Hello,
the exact explanation for the Allow/Deny ordering is:
Order: The order that the server follows to check if access is granted to a
client based on its IP address. If it is set to Allow/Deny, access is denied by
default and is allowed only if the IP address is in the Allow for list and is
not in the Deny for list. If it is set to Deny/Allow, access is allowed by
default and is denied only if the IP address is in the Deny for list and is not
in the Allow for list.
So what you want is to allow /cgi-bin but not to a protected directory inside of it.
Then you will need to use Deny/Allow.
That means you can access anything within /cgi-bin unless it's in the Deny list.
This way you put /cgi-bin in Allow and /cgi-bin/protect in Deny.
However your CGI PowerBasic code looks risky to me.
You use a literal arbitrary string that gets executed as a command against your database.

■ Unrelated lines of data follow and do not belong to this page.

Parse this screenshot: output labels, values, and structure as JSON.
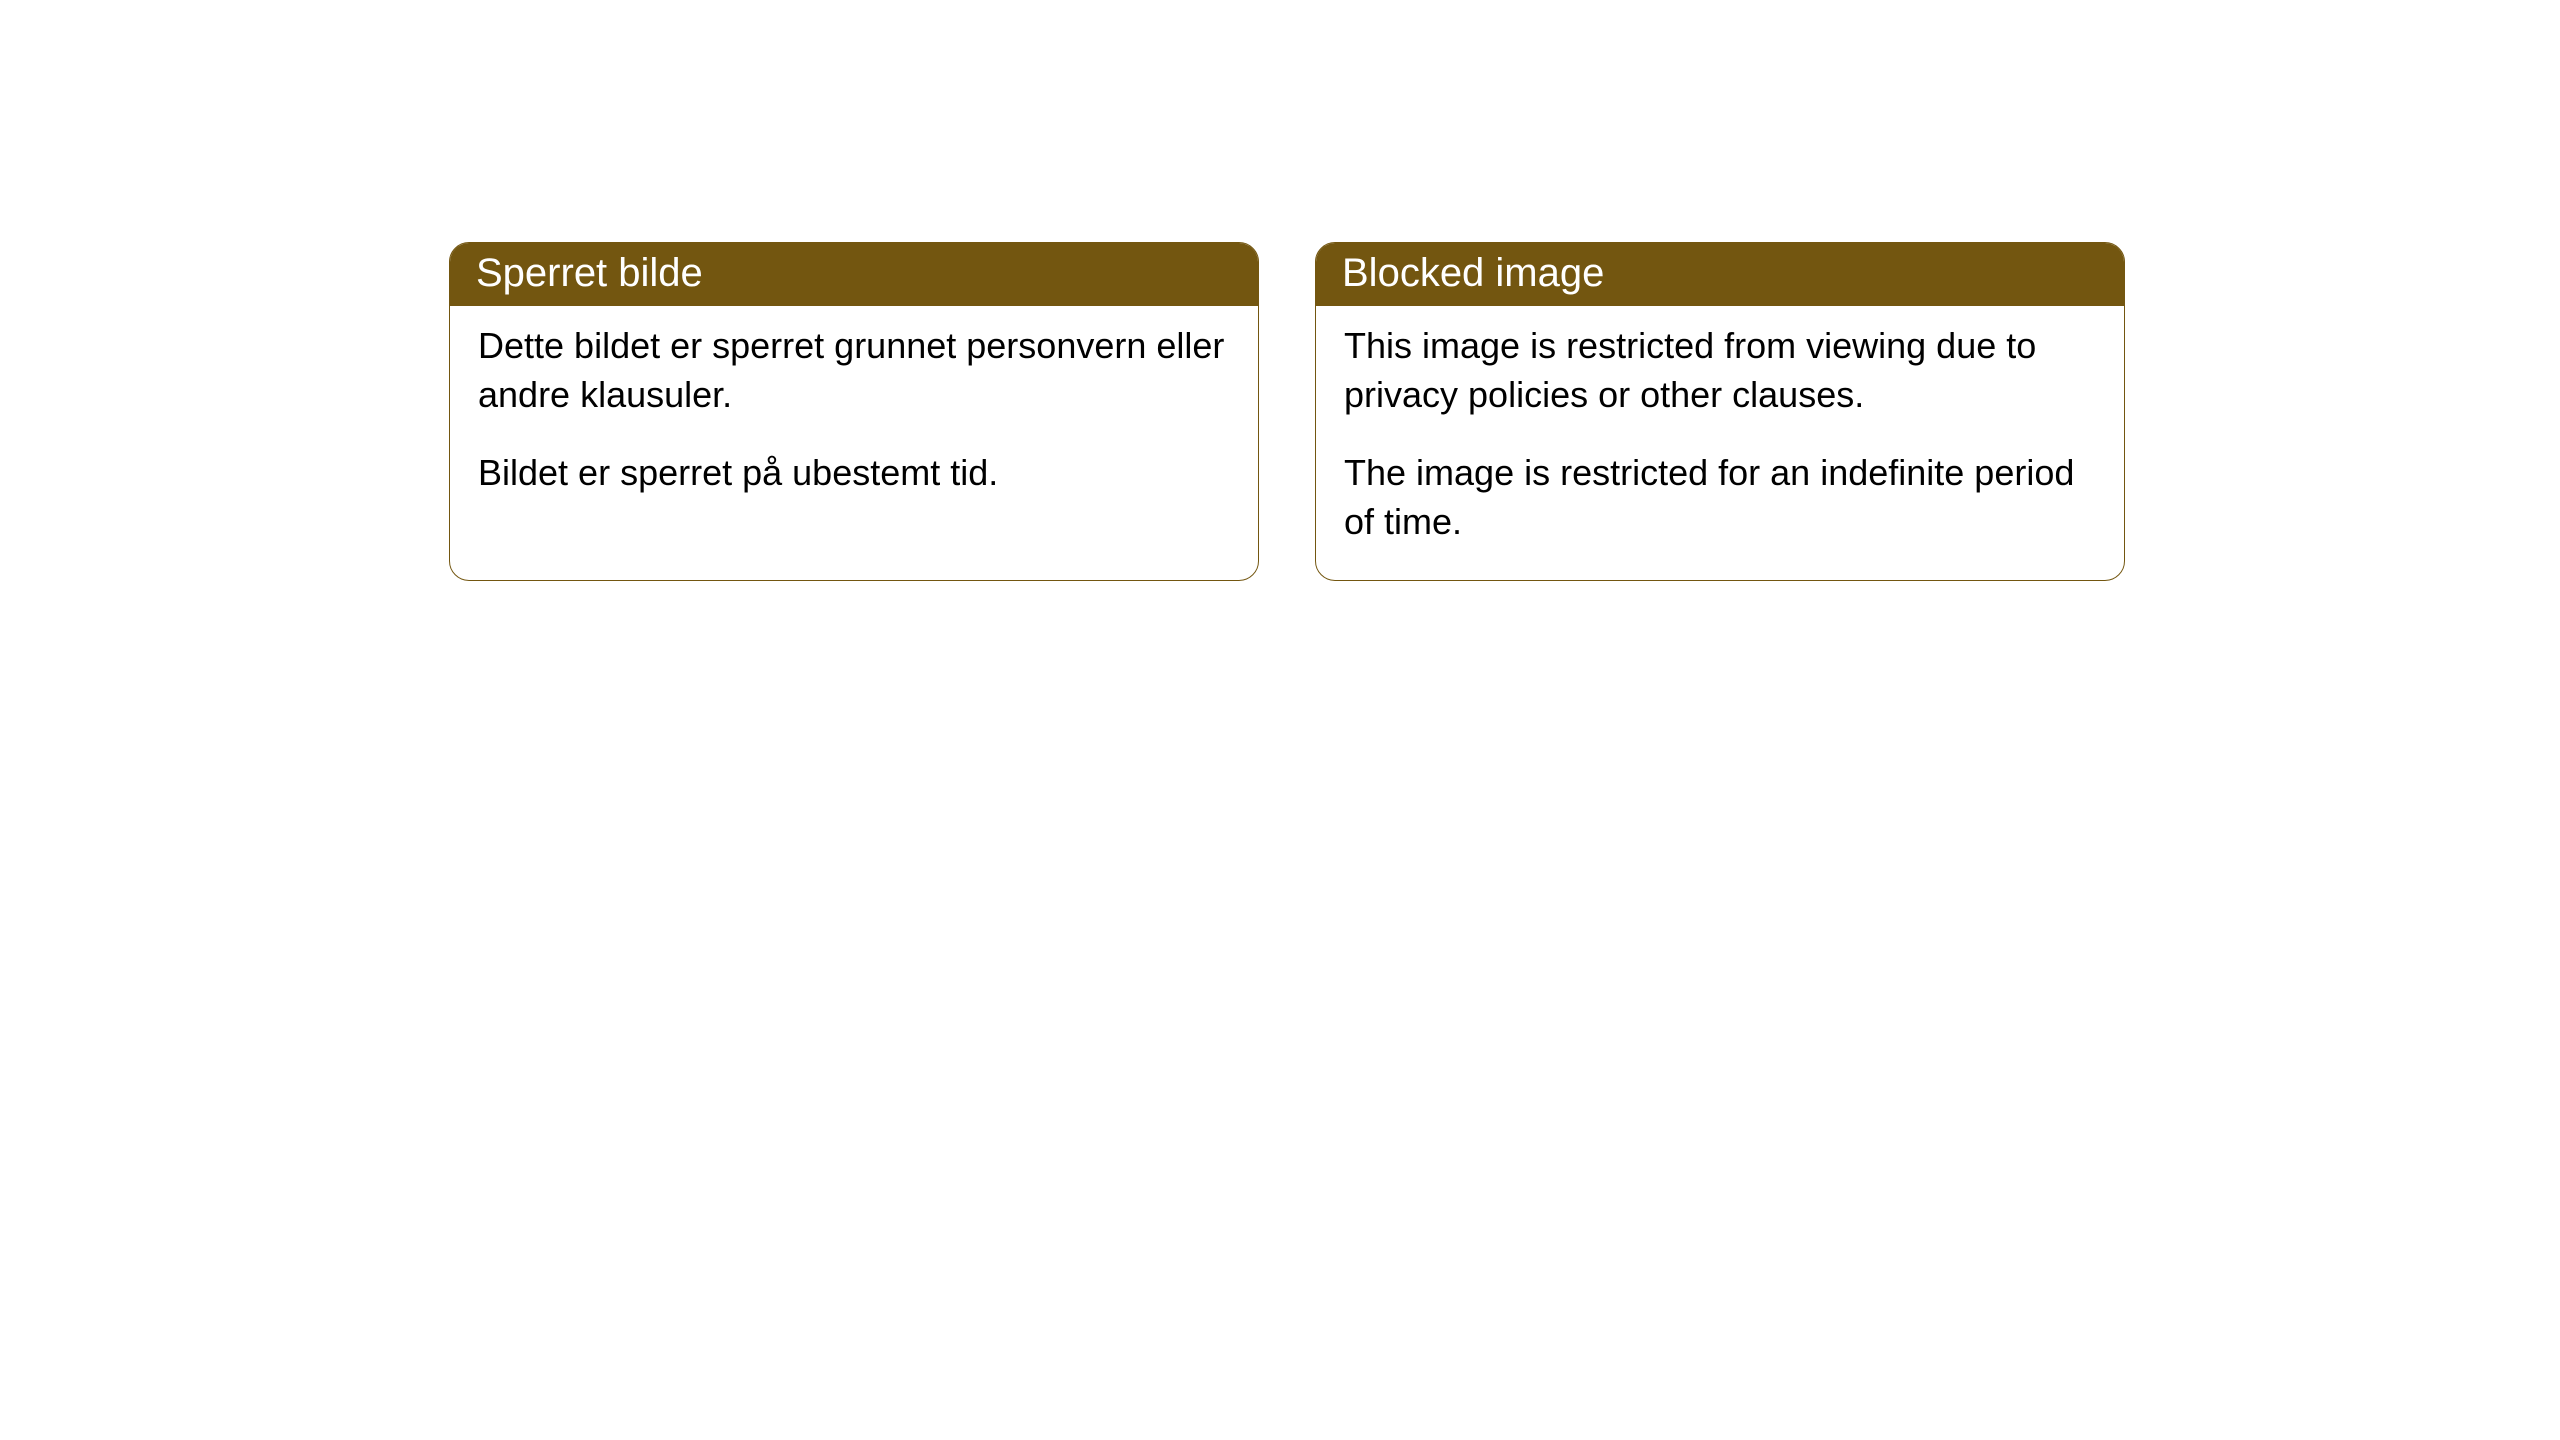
{
  "cards": [
    {
      "title": "Sperret bilde",
      "para1": "Dette bildet er sperret grunnet personvern eller andre klausuler.",
      "para2": "Bildet er sperret på ubestemt tid."
    },
    {
      "title": "Blocked image",
      "para1": "This image is restricted from viewing due to privacy policies or other clauses.",
      "para2": "The image is restricted for an indefinite period of time."
    }
  ],
  "styling": {
    "header_bg": "#735610",
    "header_text_color": "#ffffff",
    "border_color": "#735610",
    "body_text_color": "#000000",
    "body_bg": "#ffffff",
    "border_radius": 20,
    "title_fontsize": 40,
    "body_fontsize": 36
  }
}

This could enable malicious links with intentionally malformed queries to corrupt your DB.
You want to let users download a specific recordset, so you you should 'shim' a new API and hide the SQL queries behind it:
Hardcode a list of keywords in a conditional table such as a Select statement.
Then if the keyword is like:
https
://your-website/cgi-bin/get-records-set.exe?id=parts
Then you manually yourself run the appropriate query statement against your database.
This way you don't give any chance for attackers to give trick query strings to your server.
So I mean that you need not to execute anything the visitor gives you even if authenticated.
For downloading big files, you might want to create a restricted directory then implement X-Sendfile.
Basically you create a restricted folder to put downloadable files inside, and you deny remote access to it.
When authorized users want to download, in your CGI program you will be able to simply return the X-Sendfile header with the literal real path to the requested file.
Then Abyss itself will terminate the CGI script and start returning the file to the visitor.
You can do any checks you want first, then start returning X-Sendfile heades only when authorized.
Abyss only takes over the CGI session when it intercepts this header while X-Sendfile support is enabled.
For big files, it's worth thinking about it I think.